The needs of poor countries are ‘sweetie money’ compared to the enormous resources the IMF has on hand. Such a strategy is not likely to make a noticeable dent in their resources.
There can be no doubt that our present precarious position is a result of our own profligacy and corruption. But should persistent poverty be the patrimony for posterity? The poor, inept and corrupt management of our resources has placed us in a position where we are being recolonised by the wealthy nations which have created agencies like the IMF to facilitate this process.
The real role of the IMF is to ensure that debts are repaid and resources are produced cheaply for the wealthy nations. Agencies like the IMF, WTO and the World Bank send us representatives schooled in diplomacy but they are no less ruthless than the captains of those boats that took us through the Middle Passage.

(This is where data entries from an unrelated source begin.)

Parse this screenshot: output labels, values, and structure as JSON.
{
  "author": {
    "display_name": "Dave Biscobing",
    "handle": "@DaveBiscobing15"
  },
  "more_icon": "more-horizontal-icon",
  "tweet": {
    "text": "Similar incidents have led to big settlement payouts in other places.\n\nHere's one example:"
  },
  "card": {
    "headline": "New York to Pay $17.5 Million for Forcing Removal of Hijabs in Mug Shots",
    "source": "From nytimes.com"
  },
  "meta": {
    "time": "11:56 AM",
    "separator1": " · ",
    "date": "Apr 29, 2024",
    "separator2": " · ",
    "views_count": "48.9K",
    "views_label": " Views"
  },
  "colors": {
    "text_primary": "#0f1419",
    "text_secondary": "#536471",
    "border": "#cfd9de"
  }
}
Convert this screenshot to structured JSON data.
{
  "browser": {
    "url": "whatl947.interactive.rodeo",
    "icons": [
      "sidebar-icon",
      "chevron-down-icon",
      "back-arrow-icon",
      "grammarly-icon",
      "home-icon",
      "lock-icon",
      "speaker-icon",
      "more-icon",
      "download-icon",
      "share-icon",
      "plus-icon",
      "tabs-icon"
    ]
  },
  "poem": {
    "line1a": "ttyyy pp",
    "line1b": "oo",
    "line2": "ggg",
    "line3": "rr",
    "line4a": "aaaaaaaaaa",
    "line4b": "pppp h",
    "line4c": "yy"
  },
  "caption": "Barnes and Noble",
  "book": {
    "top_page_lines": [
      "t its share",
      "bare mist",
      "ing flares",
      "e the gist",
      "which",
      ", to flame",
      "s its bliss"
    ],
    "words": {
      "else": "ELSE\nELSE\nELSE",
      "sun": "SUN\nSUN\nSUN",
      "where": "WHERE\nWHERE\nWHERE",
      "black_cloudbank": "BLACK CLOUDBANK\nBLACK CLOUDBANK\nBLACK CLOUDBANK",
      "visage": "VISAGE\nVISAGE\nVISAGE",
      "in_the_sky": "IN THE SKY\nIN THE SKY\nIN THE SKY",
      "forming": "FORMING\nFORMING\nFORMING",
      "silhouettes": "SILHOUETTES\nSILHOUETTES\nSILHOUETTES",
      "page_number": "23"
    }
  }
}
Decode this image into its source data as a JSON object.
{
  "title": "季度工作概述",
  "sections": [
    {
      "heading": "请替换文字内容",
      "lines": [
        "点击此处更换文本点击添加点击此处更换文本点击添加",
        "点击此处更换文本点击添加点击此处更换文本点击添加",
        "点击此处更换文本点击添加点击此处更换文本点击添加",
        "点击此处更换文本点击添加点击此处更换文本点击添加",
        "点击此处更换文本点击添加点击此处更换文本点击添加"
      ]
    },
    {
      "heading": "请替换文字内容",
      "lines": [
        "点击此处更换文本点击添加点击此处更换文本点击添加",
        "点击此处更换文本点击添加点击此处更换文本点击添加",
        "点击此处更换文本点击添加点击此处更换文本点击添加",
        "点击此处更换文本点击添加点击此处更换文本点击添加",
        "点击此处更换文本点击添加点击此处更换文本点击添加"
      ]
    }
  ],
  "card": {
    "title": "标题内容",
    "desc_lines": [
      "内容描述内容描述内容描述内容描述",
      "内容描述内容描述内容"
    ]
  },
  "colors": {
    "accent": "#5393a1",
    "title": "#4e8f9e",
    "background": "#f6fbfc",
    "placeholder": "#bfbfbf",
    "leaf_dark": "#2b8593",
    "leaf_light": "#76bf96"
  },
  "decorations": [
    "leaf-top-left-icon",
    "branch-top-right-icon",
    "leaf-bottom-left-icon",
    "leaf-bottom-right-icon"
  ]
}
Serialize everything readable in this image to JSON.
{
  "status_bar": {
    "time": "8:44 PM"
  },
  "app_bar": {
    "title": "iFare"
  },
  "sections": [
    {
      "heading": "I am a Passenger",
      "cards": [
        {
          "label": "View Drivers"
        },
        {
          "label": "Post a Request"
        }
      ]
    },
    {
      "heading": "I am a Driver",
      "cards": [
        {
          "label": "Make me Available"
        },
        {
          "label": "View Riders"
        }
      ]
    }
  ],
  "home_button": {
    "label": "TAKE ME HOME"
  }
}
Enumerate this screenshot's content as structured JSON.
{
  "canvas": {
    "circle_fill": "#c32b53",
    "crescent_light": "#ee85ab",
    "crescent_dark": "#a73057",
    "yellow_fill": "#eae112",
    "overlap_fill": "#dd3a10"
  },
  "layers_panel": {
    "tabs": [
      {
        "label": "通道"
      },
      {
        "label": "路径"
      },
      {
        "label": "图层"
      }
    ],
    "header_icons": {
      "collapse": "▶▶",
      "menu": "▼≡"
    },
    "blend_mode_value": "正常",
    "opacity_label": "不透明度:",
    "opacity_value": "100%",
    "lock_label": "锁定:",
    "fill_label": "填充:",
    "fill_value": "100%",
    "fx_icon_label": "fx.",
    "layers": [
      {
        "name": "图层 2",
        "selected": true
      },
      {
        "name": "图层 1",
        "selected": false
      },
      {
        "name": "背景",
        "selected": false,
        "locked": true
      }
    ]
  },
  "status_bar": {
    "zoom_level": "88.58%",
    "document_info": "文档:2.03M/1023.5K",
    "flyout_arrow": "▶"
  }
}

The developmental model proposed by the IMF is fundamentally flawed. It recommends a one-size-fits-all fiscal tightening. It ensures debt repayment by demanding spending cuts on areas critical for development like education, health, basic food, and transportation subsidies, increasing poverty and reducing our ability to develop vibrant domestic economies.
The IMF knows these strategies will not work for us, if for no other reason than the fact that this was not the path followed historically by the countries they serve. The real solutions will not come from these global loan sharks beholden to wealthy countries and Wall Street. We must save ourselves.